Politicians involved in Kenya’s post-election violence: ProbeOctober 15th, 2008 - 7:02 pm ICT by IANS
Nairobi, Oct 15 (DPA) An independent commission probing the post-election violence that rocked Kenya at the start of the year said Wednesday that politicians were involved in organising ethnically based killings and rapes during the chaos.”One of main findings is that the post-election violence was spontaneous in some geographical areas and planned in other areas, often with the involvement of politicians and business leaders,” Justice Philip Waki, the commission’s head, said at a press conference.
“The fact that armed militia, which developed as a result of 1990s ethnic clashes, were never demobilised” and they were reactivated by political and business leaders,” he added.
Waki did not name any names, however.
More than 1,500 people died in clashes between rival tribes affiliated to political parties during the post-election violence earlier this year.
Hundreds of thousands were forced to flee their homes.

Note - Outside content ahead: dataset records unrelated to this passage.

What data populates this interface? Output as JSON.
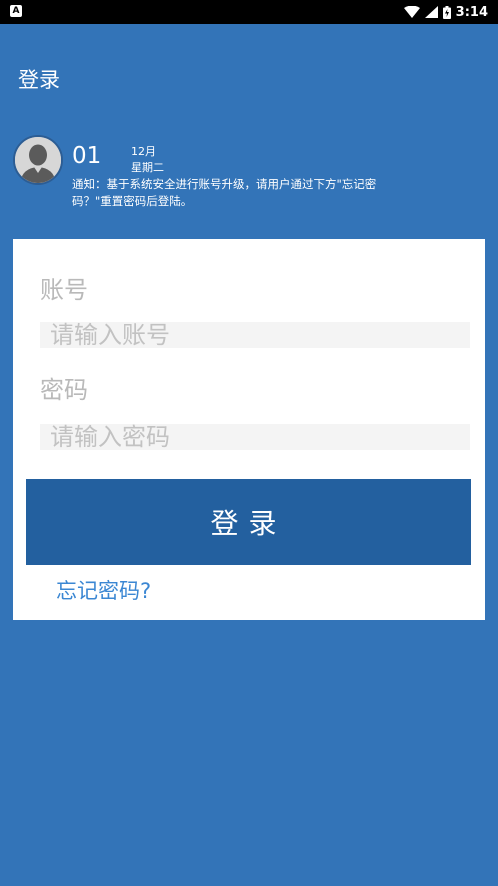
{
  "status_bar": {
    "time": "3:14"
  },
  "page": {
    "title": "登录"
  },
  "notice": {
    "day": "01",
    "month": "12月",
    "weekday": "星期二",
    "text": "通知：基于系统安全进行账号升级，请用户通过下方\"忘记密码？\"重置密码后登陆。"
  },
  "form": {
    "account_label": "账号",
    "account_placeholder": "请输入账号",
    "password_label": "密码",
    "password_placeholder": "请输入密码",
    "login_button": "登录",
    "forgot_link": "忘记密码?"
  },
  "colors": {
    "background": "#3374b8",
    "button": "#23609f",
    "link": "#3b87d3"
  }
}
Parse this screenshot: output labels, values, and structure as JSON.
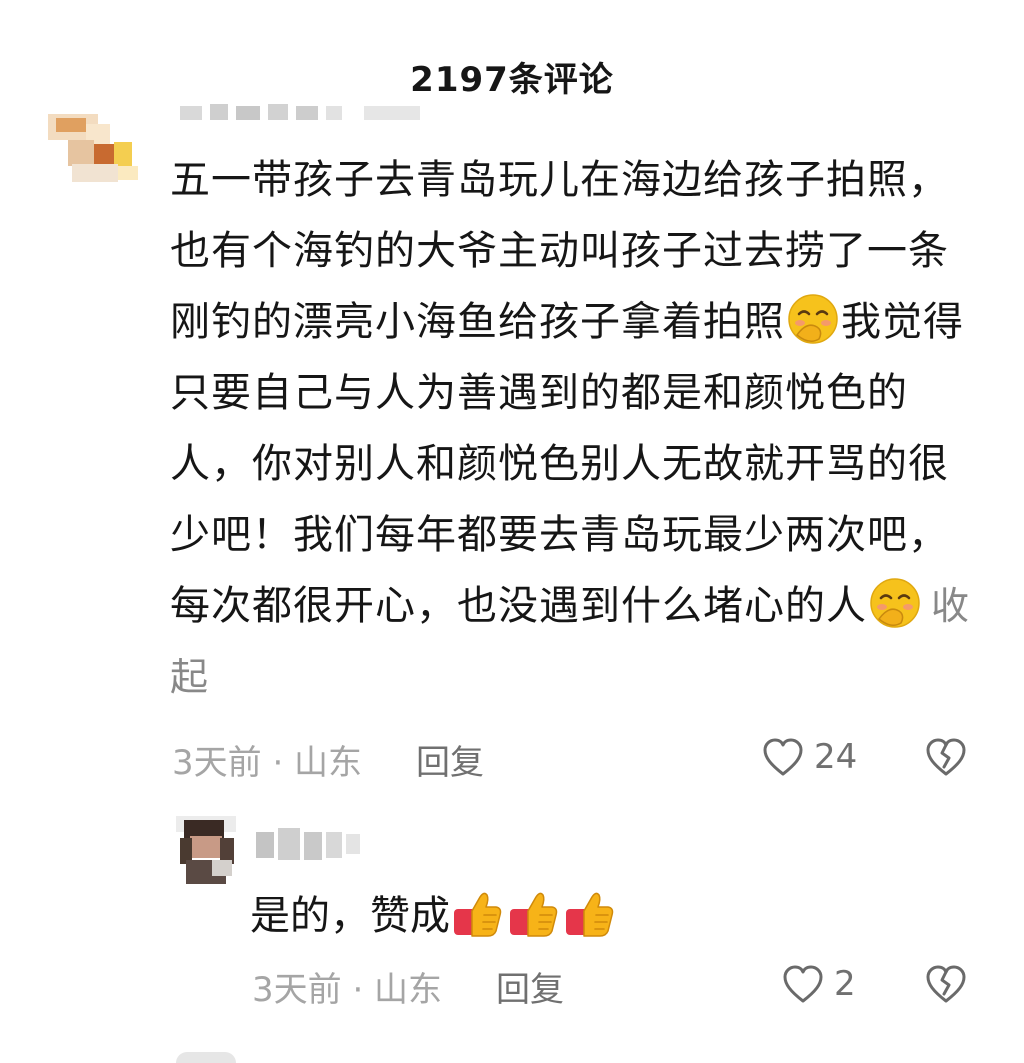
{
  "header": {
    "title": "2197条评论"
  },
  "comments": [
    {
      "text_part1": "五一带孩子去青岛玩儿在海边给孩子拍照，也有个海钓的大爷主动叫孩子过去捞了一条刚钓的漂亮小海鱼给孩子拿着拍照",
      "emoji_1": "shy-smile-emoji",
      "text_part2": "我觉得只要自己与人为善遇到的都是和颜悦色的人，你对别人和颜悦色别人无故就开骂的很少吧！我们每年都要去青岛玩最少两次吧，每次都很开心，也没遇到什么堵心的人",
      "emoji_2": "shy-smile-emoji",
      "collapse_label": "收起",
      "meta": "3天前 · 山东",
      "reply_label": "回复",
      "likes": "24"
    }
  ],
  "replies": [
    {
      "text": "是的，赞成",
      "emojis": [
        "thumbs-up-emoji",
        "thumbs-up-emoji",
        "thumbs-up-emoji"
      ],
      "meta": "3天前 · 山东",
      "reply_label": "回复",
      "likes": "2"
    }
  ],
  "colors": {
    "text": "#161616",
    "meta": "#a5a5a5",
    "action": "#707070",
    "emoji_face": "#f6c21c",
    "thumb_red": "#e5364a"
  }
}
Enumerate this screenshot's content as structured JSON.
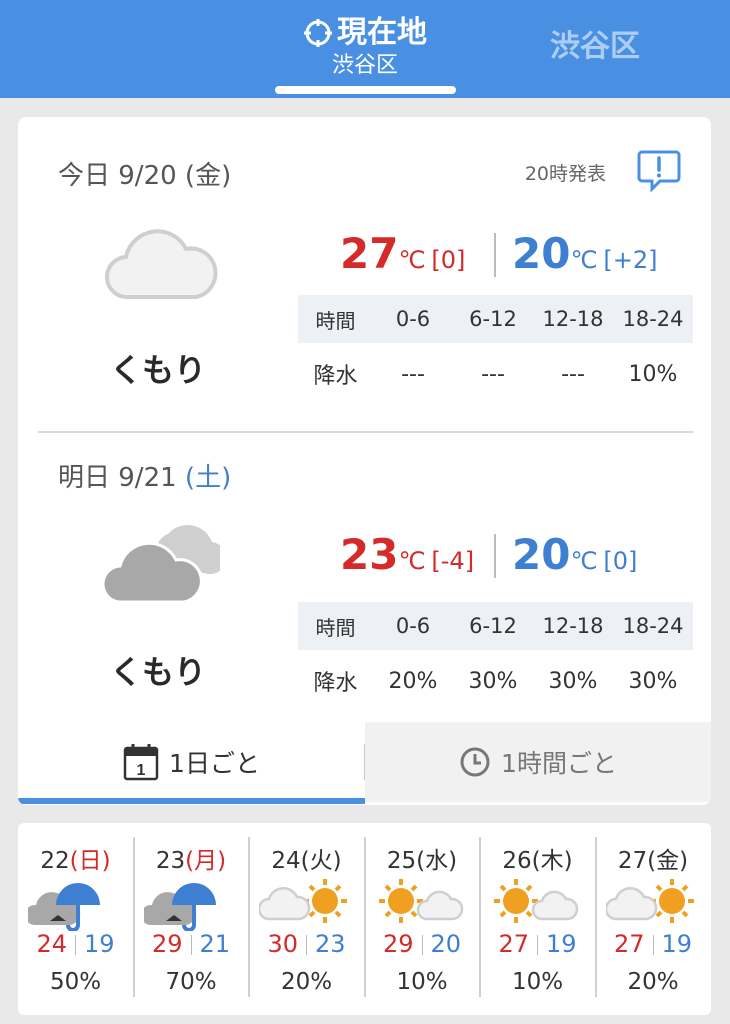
{
  "header": {
    "current_title": "現在地",
    "current_sub": "渋谷区",
    "other_tab": "渋谷区"
  },
  "today": {
    "date_prefix": "今日 9/20 (",
    "dow": "金",
    "date_suffix": ")",
    "issued": "20時発表",
    "weather": "くもり",
    "high": "27",
    "high_diff": "[0]",
    "low": "20",
    "low_diff": "[+2]",
    "unit": "℃",
    "time_label": "時間",
    "rain_label": "降水",
    "periods": [
      "0-6",
      "6-12",
      "12-18",
      "18-24"
    ],
    "rain": [
      "---",
      "---",
      "---",
      "10%"
    ]
  },
  "tomorrow": {
    "date_prefix": "明日 9/21 ",
    "dow": "(土)",
    "weather": "くもり",
    "high": "23",
    "high_diff": "[-4]",
    "low": "20",
    "low_diff": "[0]",
    "unit": "℃",
    "time_label": "時間",
    "rain_label": "降水",
    "periods": [
      "0-6",
      "6-12",
      "12-18",
      "18-24"
    ],
    "rain": [
      "20%",
      "30%",
      "30%",
      "30%"
    ]
  },
  "modes": {
    "daily": "1日ごと",
    "daily_calendar_number": "1",
    "hourly": "1時間ごと"
  },
  "weekly": [
    {
      "day": "22",
      "dow": "(日)",
      "dow_red": true,
      "icon": "cloud-umbrella-icon",
      "high": "24",
      "low": "19",
      "rain": "50%"
    },
    {
      "day": "23",
      "dow": "(月)",
      "dow_red": true,
      "icon": "cloud-umbrella-icon",
      "high": "29",
      "low": "21",
      "rain": "70%"
    },
    {
      "day": "24",
      "dow": "(火)",
      "dow_red": false,
      "icon": "cloud-sun-icon",
      "high": "30",
      "low": "23",
      "rain": "20%"
    },
    {
      "day": "25",
      "dow": "(水)",
      "dow_red": false,
      "icon": "sun-cloud-icon",
      "high": "29",
      "low": "20",
      "rain": "10%"
    },
    {
      "day": "26",
      "dow": "(木)",
      "dow_red": false,
      "icon": "sun-cloud-icon",
      "high": "27",
      "low": "19",
      "rain": "10%"
    },
    {
      "day": "27",
      "dow": "(金)",
      "dow_red": false,
      "icon": "cloud-sun-icon",
      "high": "27",
      "low": "19",
      "rain": "20%"
    }
  ],
  "colors": {
    "header_bg": "#4a90e2",
    "high_temp": "#d42a2a",
    "low_temp": "#3f7fd1"
  }
}
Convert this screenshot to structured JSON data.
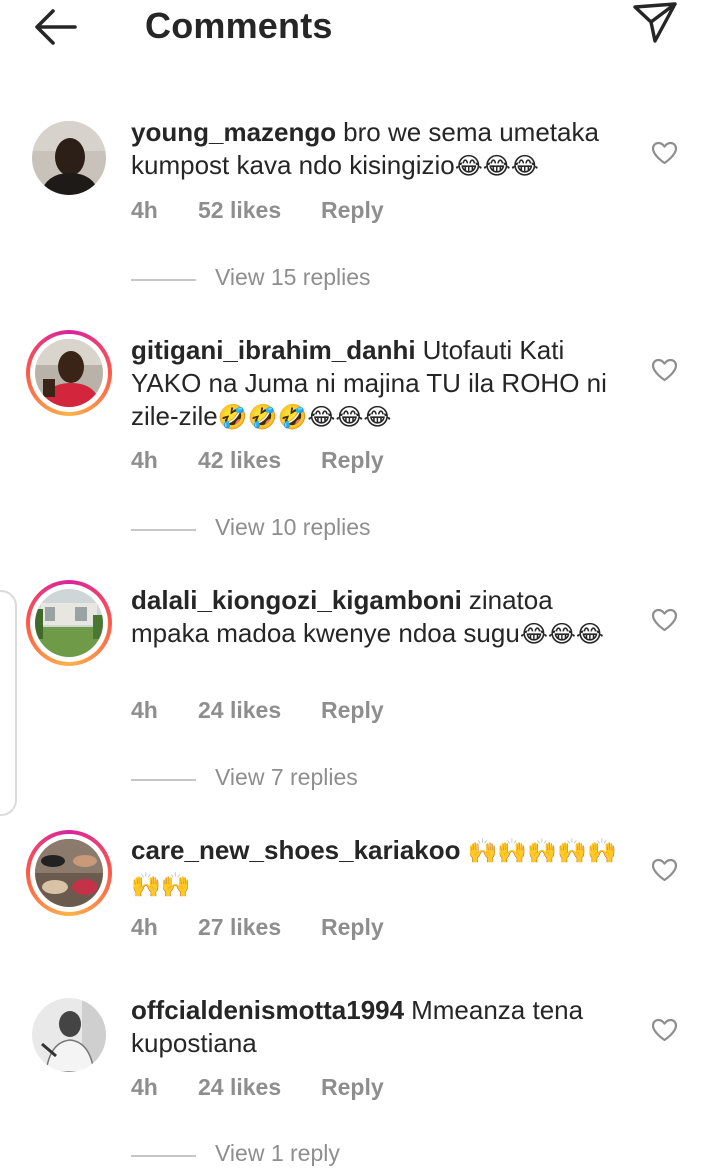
{
  "header": {
    "title": "Comments",
    "back_icon": "arrow-left-icon",
    "share_icon": "paper-plane-icon"
  },
  "comments": [
    {
      "username": "young_mazengo",
      "text": "bro we sema umetaka kumpost kava ndo kisingizio",
      "emojis": "😂😂😂",
      "time": "4h",
      "likes": "52 likes",
      "reply": "Reply",
      "view_replies": "View 15 replies"
    },
    {
      "username": "gitigani_ibrahim_danhi",
      "text": "Utofauti Kati YAKO na Juma ni majina TU ila ROHO ni zile-zile",
      "emojis": "🤣🤣🤣😂😂😂",
      "time": "4h",
      "likes": "42 likes",
      "reply": "Reply",
      "view_replies": "View 10 replies"
    },
    {
      "username": "dalali_kiongozi_kigamboni",
      "text": "zinatoa mpaka madoa kwenye ndoa sugu",
      "emojis": "😂😂😂",
      "time": "4h",
      "likes": "24 likes",
      "reply": "Reply",
      "view_replies": "View 7 replies"
    },
    {
      "username": "care_new_shoes_kariakoo",
      "text": "",
      "emojis": "🙌🙌🙌🙌🙌🙌🙌",
      "time": "4h",
      "likes": "27 likes",
      "reply": "Reply"
    },
    {
      "username": "offcialdenismotta1994",
      "text": "Mmeanza tena kupostiana",
      "emojis": "",
      "time": "4h",
      "likes": "24 likes",
      "reply": "Reply",
      "view_replies": "View 1 reply"
    }
  ],
  "colors": {
    "text": "#262626",
    "muted": "#8e8e8e",
    "divider": "#c7c7c7",
    "story_ring": [
      "#d6249f",
      "#fd5949",
      "#fdb34a"
    ]
  }
}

The clashes were prompted by Orange Democratic Movement leader Raila Odinga’s accusation that President Mwai Kibaki’s Party of National Unity had rigged the elections.
Calm returned after several months and a deal negotiated by former UN secretary general Kofi Annan saw the creation of a power-sharing government, with Odinga sworn in as prime minister in April.
As part of the deal, two commissions - one led by Waki and one led by former South African judge Johann Kriegler - were set up to investigate the elections.
Kriegler’s commission, which presented its results in September, found widespread bribery, vote-buying, intimidation and ballot-stuffing and called for Kenya’s electoral body to be reformed.
Waki’s commission, which focused on the role of the political parties and security forces, said that police not only failed to contain the violence, but in some cases were guilty of perpetrating it.
“Often individual members were guilty of acts of violence and in gross violations of the human rights of citizens,” he said.
Waki handed the report over to Odinga and Kibaki, who both promised to look carefully at its findings.
“We want to assure all Kenyans that the government will study the report’s findings and recommendations very carefully,” Kibaki said. “I believe that this report provides us with an opportunity to learn from the past in order to avoid future pitfalls.”
Waki also called for a tribunal, with international participation, to be set up to try those accused of crimes relating to the post-election violence.
The issue of amnesty for people involved in the political violence has exposed cracks in the coalition, with Odinga’s party keen to have their activists pardoned.